[Nummer 26]
Onze gravuren.
Sasso Ferrato mag met recht de Madonna-schilder bij uitnemendheid genoemd worden. Zijn eigenlijke naam is Giambattista Salvi. Geboren te Sasso Ferrato, den 11 Juli 1605, leerde hij de beginselen der schilderkunst bij zijn vader Tarquinio Salvi, volgde later de lessen van Domenichino, Guido en Albani, en nam als schilder den naam zijner geboorteplaats Sasso Ferrato aan. Bij voorkeur wijdde hij zijn penseel aan de voorstelling van de beeltenis der H. Maagd, en 't is vooral door de liefelijke uitdrukking der gelaatstrekken en den verheven tint van godsdienstige ingetogenheid dat zijne Madonna's uitmunten; gemeenlijk heeft de H. Maagd, volgens Sasso Ferrato's voorstelling de oogen ter neêr geslagen en de handen biddend gevouwen, terwijl uit haar wezen een ernstige zedigheid en reinheid spreekt, zooals men deze slechts zelden in de werken der italiaansche schilderschool aantreft.

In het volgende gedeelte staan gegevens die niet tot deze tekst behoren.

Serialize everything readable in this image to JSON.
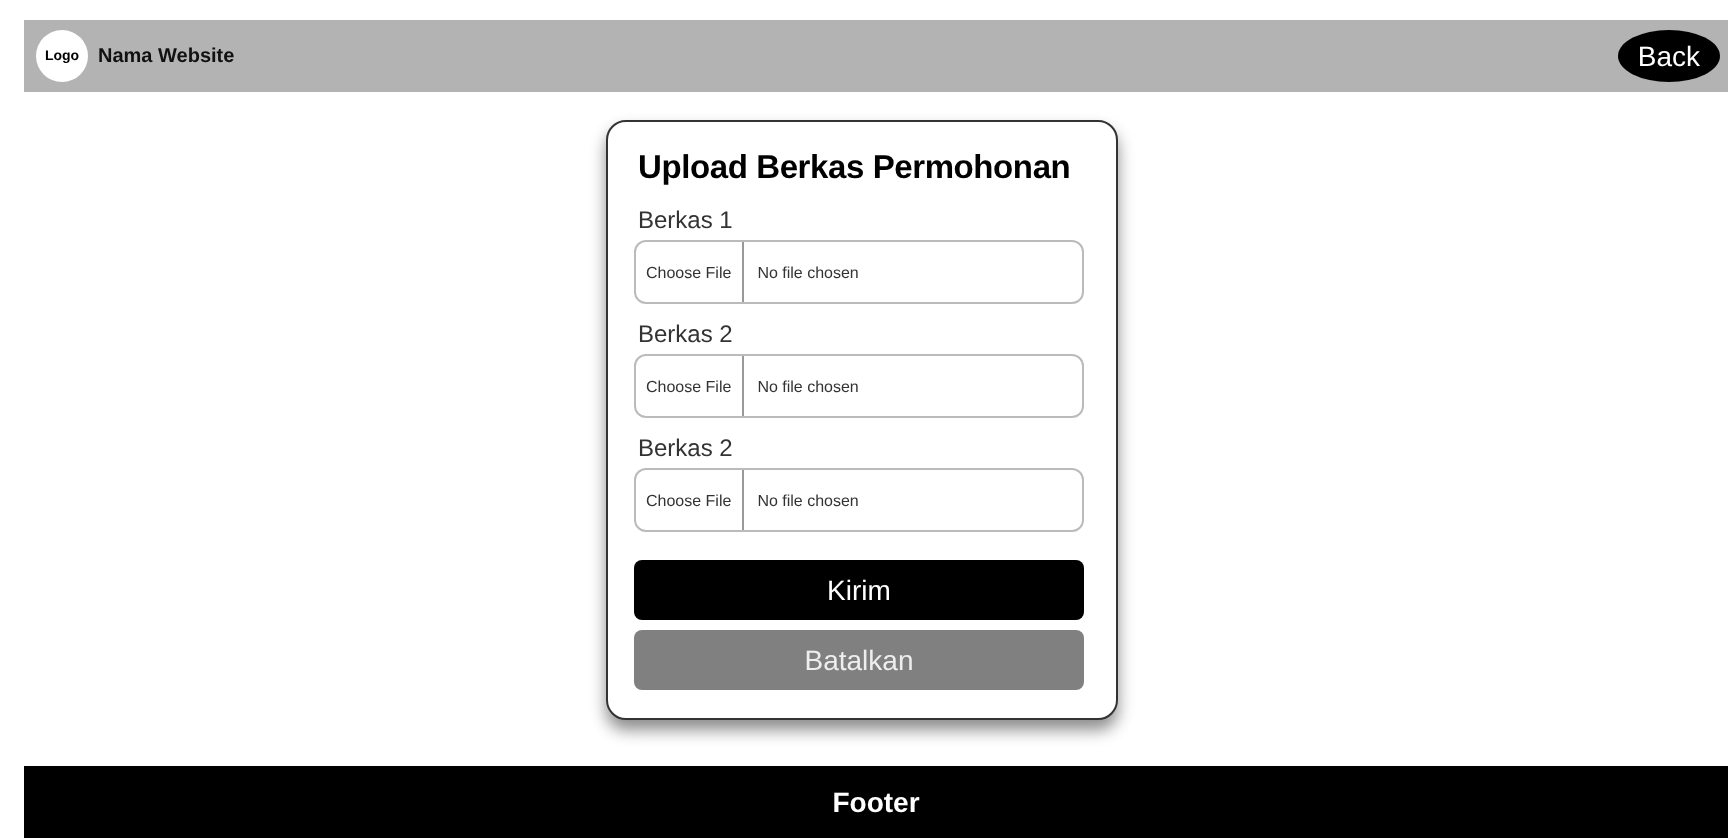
{
  "header": {
    "logo": "Logo",
    "site_name": "Nama Website",
    "back_button": "Back"
  },
  "card": {
    "title": "Upload Berkas Permohonan",
    "fields": [
      {
        "label": "Berkas 1",
        "button": "Choose File",
        "status": "No file chosen"
      },
      {
        "label": "Berkas 2",
        "button": "Choose File",
        "status": "No file chosen"
      },
      {
        "label": "Berkas 2",
        "button": "Choose File",
        "status": "No file chosen"
      }
    ],
    "buttons": [
      {
        "label": "Kirim",
        "kind": "primary"
      },
      {
        "label": "Batalkan",
        "kind": "secondary"
      }
    ]
  },
  "footer": {
    "text": "Footer"
  }
}
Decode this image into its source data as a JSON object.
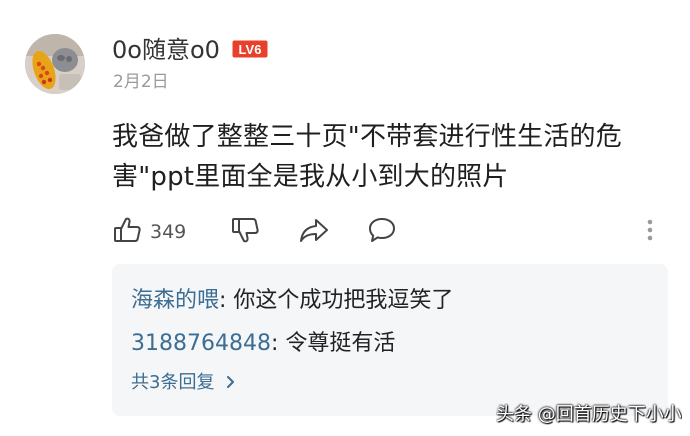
{
  "comment": {
    "username": "0o随意o0",
    "level_badge": "LV6",
    "date": "2月2日",
    "text": "我爸做了整整三十页\"不带套进行性生活的危害\"ppt里面全是我从小到大的照片",
    "like_count": "349"
  },
  "icons": {
    "like": "thumbs-up-icon",
    "dislike": "thumbs-down-icon",
    "share": "share-icon",
    "comment": "comment-icon",
    "more": "more-vertical-icon"
  },
  "replies": [
    {
      "name": "海森的喂",
      "separator": ": ",
      "text": "你这个成功把我逗笑了"
    },
    {
      "name": "3188764848",
      "separator": ": ",
      "text": "令尊挺有活"
    }
  ],
  "more_replies_label": "共3条回复",
  "watermark": "头条 @回首历史下小小",
  "colors": {
    "link": "#3d6d92",
    "badge": "#e8402a",
    "reply_bg": "#f5f6f8",
    "date": "#9a9a9a"
  }
}
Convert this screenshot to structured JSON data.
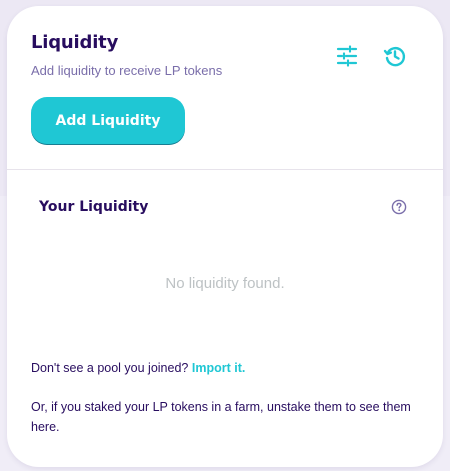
{
  "header": {
    "title": "Liquidity",
    "subtitle": "Add liquidity to receive LP tokens",
    "settings_icon": "settings-sliders-icon",
    "history_icon": "history-clock-icon"
  },
  "actions": {
    "add_liquidity_label": "Add Liquidity"
  },
  "your_liquidity": {
    "title": "Your Liquidity",
    "help_icon": "question-circle-icon",
    "empty_message": "No liquidity found."
  },
  "footer": {
    "pool_prompt": "Don't see a pool you joined?",
    "import_link": "Import it.",
    "unstake_note": "Or, if you staked your LP tokens in a farm, unstake them to see them here."
  },
  "colors": {
    "primary": "#1fc7d4",
    "text": "#280d5f",
    "text_subtle": "#7a6eaa",
    "disabled_text": "#bdc2c4",
    "background": "#ece8f4",
    "card": "#ffffff"
  }
}
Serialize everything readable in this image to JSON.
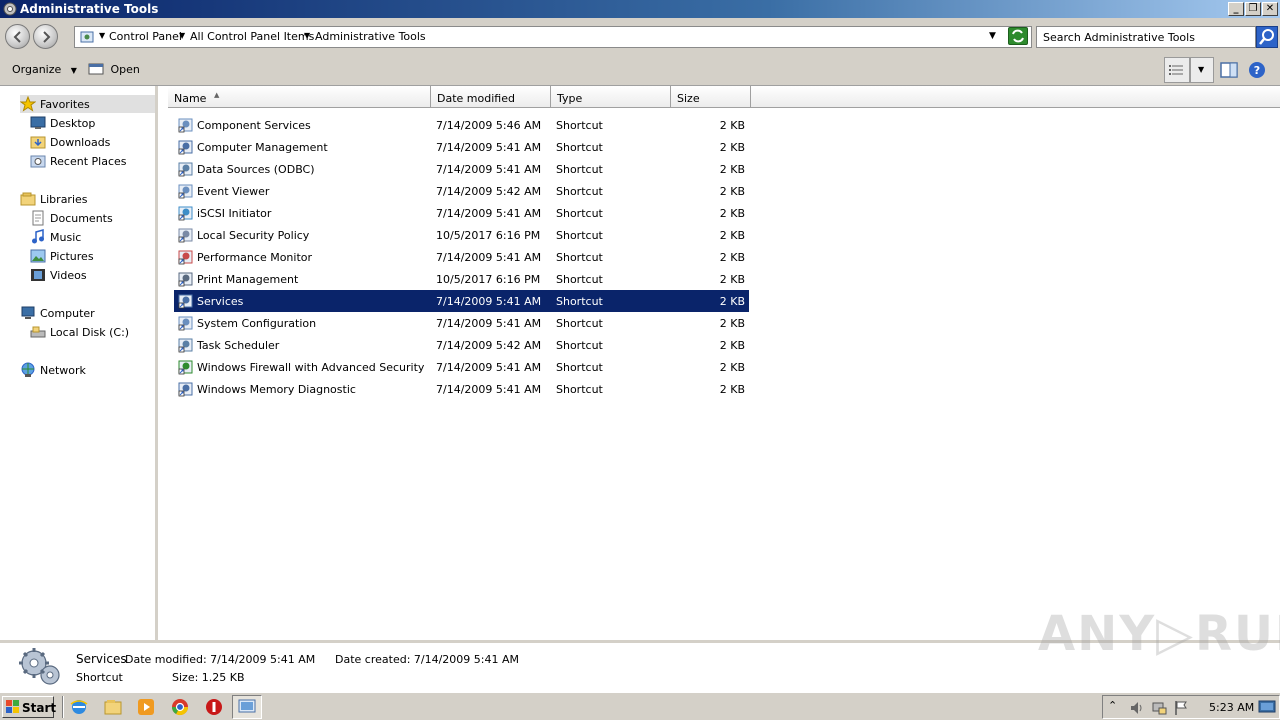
{
  "window": {
    "title": "Administrative Tools",
    "minimize_glyph": "_",
    "restore_glyph": "❐",
    "close_glyph": "✕"
  },
  "address": {
    "crumbs": [
      "Control Panel",
      "All Control Panel Items",
      "Administrative Tools"
    ],
    "search_placeholder": "Search Administrative Tools"
  },
  "commands": {
    "organize": "Organize",
    "open": "Open"
  },
  "nav": {
    "favorites": "Favorites",
    "desktop": "Desktop",
    "downloads": "Downloads",
    "recent_places": "Recent Places",
    "libraries": "Libraries",
    "documents": "Documents",
    "music": "Music",
    "pictures": "Pictures",
    "videos": "Videos",
    "computer": "Computer",
    "local_disk": "Local Disk (C:)",
    "network": "Network"
  },
  "columns": {
    "name": "Name",
    "date_modified": "Date modified",
    "type": "Type",
    "size": "Size"
  },
  "files": [
    {
      "name": "Component Services",
      "date": "7/14/2009 5:46 AM",
      "type": "Shortcut",
      "size": "2 KB"
    },
    {
      "name": "Computer Management",
      "date": "7/14/2009 5:41 AM",
      "type": "Shortcut",
      "size": "2 KB"
    },
    {
      "name": "Data Sources (ODBC)",
      "date": "7/14/2009 5:41 AM",
      "type": "Shortcut",
      "size": "2 KB"
    },
    {
      "name": "Event Viewer",
      "date": "7/14/2009 5:42 AM",
      "type": "Shortcut",
      "size": "2 KB"
    },
    {
      "name": "iSCSI Initiator",
      "date": "7/14/2009 5:41 AM",
      "type": "Shortcut",
      "size": "2 KB"
    },
    {
      "name": "Local Security Policy",
      "date": "10/5/2017 6:16 PM",
      "type": "Shortcut",
      "size": "2 KB"
    },
    {
      "name": "Performance Monitor",
      "date": "7/14/2009 5:41 AM",
      "type": "Shortcut",
      "size": "2 KB"
    },
    {
      "name": "Print Management",
      "date": "10/5/2017 6:16 PM",
      "type": "Shortcut",
      "size": "2 KB"
    },
    {
      "name": "Services",
      "date": "7/14/2009 5:41 AM",
      "type": "Shortcut",
      "size": "2 KB"
    },
    {
      "name": "System Configuration",
      "date": "7/14/2009 5:41 AM",
      "type": "Shortcut",
      "size": "2 KB"
    },
    {
      "name": "Task Scheduler",
      "date": "7/14/2009 5:42 AM",
      "type": "Shortcut",
      "size": "2 KB"
    },
    {
      "name": "Windows Firewall with Advanced Security",
      "date": "7/14/2009 5:41 AM",
      "type": "Shortcut",
      "size": "2 KB"
    },
    {
      "name": "Windows Memory Diagnostic",
      "date": "7/14/2009 5:41 AM",
      "type": "Shortcut",
      "size": "2 KB"
    }
  ],
  "selected_index": 8,
  "details": {
    "name": "Services",
    "type": "Shortcut",
    "date_modified": "Date modified: 7/14/2009 5:41 AM",
    "size": "Size: 1.25 KB",
    "date_created": "Date created: 7/14/2009 5:41 AM"
  },
  "watermark": "ANY▷RUN",
  "taskbar": {
    "start": "Start",
    "clock": "5:23 AM"
  },
  "colors": {
    "selection": "#0a246a",
    "titlebar": "#0a246a",
    "face": "#d4d0c8"
  }
}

DE MADONNA, NAAR SASSO FERRATO.
Op een rit door het silezis egraafschap Glatz, vlak en de grenzen van Pruisen gelegen, kwam het den ‘ouden Frits’ eens in 't hoofd, om de uitgestrekte landgoederen van zijnen generaal Fouquet, bevelhebber der stad Glatz in oogenschouw te nemen. Langen tijd reeds had de koning met zijn gevolg door eenzame wouden en velden gereden. Eindelijk was hij zoover afgedwaald, dat hij zelf niet meer wist, of hij nog op pruisisch grondgebied was, ja dan neen. Plotseling echter bemerkt hij op een akker in de verte een boer, die daar bezig is met ploegen. Frederik rijdt er aanstonds heen, groet den landman en vraagt hem:
‘Vriend, zijn wij hier nog in 't pruisische?’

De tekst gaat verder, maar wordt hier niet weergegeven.